Streit um Wahltermin im September

Dass der Nationalrat im Herbst neu gewählt wird, steht fest – wann genau, ist noch offen.

 

Bei der Frage, wann genau die Neuwahl stattfinden soll, sind die Parteien gespalten. So plädiert die ÖVP – mit Berufung auf Bundespräsident Van der Bellen – für einen möglichst frühen Wahltermin. Die Türkisen sollen den 8. September ins Auge fassen. Auch der 1. 9. ist für die ÖVP, die Kurz so bald wie möglich wieder im Kanzleramt sehen will, eine Möglichkeit. Die Liste Jetzt ist ebenfalls für möglichst rasche Neuwahlen.
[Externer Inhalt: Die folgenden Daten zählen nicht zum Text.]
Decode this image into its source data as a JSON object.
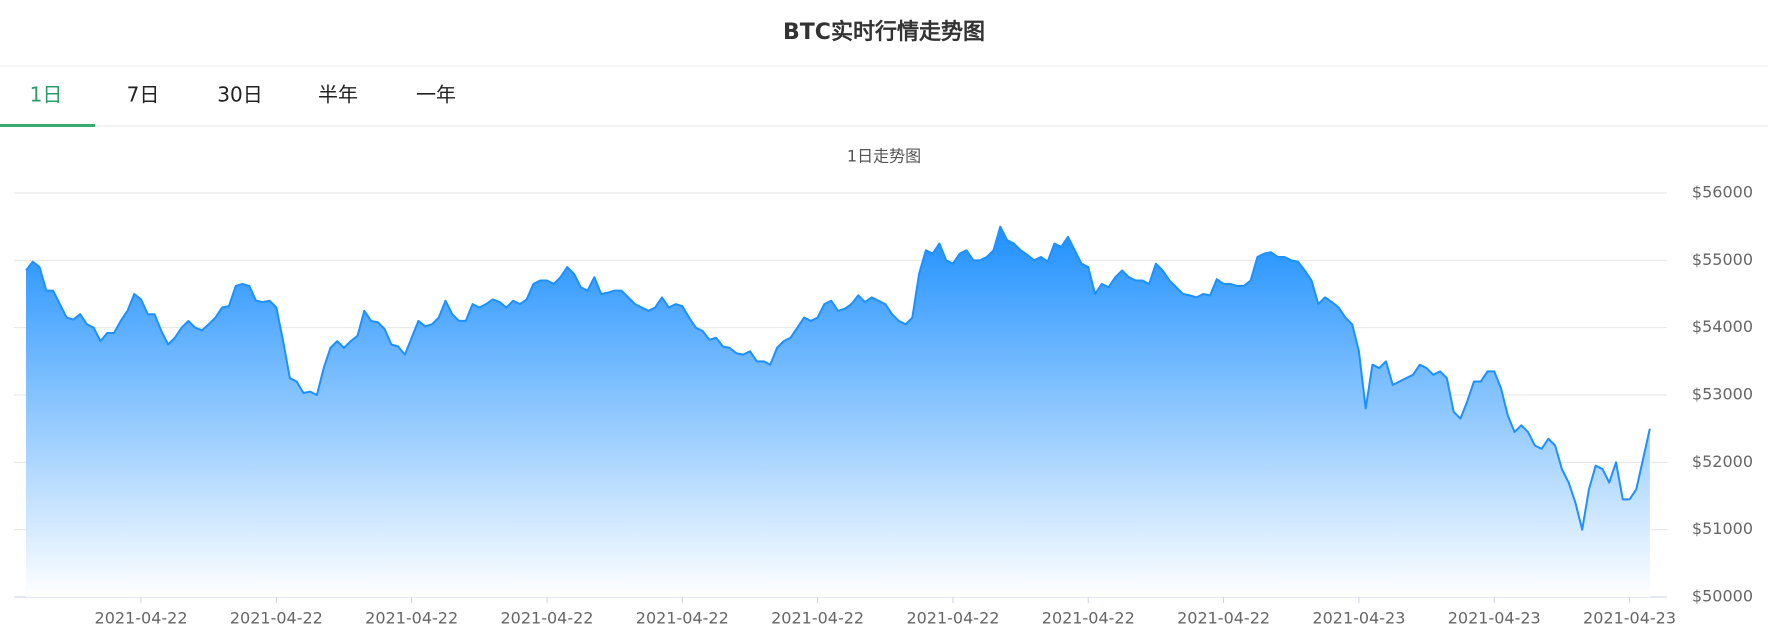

22. 9. als Kompromiss? Das ist der FPÖ, die Norbert Hofer erst als neuen Frontmann in Stellung bringen muss, zu früh. Dem Vernehmen nach hoffen die Blauen auf den 29. September. Offiziell heißt es, man orientiere sich da an den anderen. Die ÖVP fürchtet nun, dass Rot und Blau hier gemeinsame Sache machen. Tatsächlich kann sich die SPÖ den späteren Termin vorstellen, will sich aus dem Streit aber eher heraushalten. Die Roten glauben an den 22. September als Kompromiss. Diesen Termin können sich auch die Neos gut vorstellen. Denn damit käme man dem Wunsch von VdB nach raschen Wahlen nach, es sei noch genügend Zeit für Schuldiskussionen und die Vorarlberger, die ihren Landtag wählen, würden nicht doppelt zu den Urnen gebeten.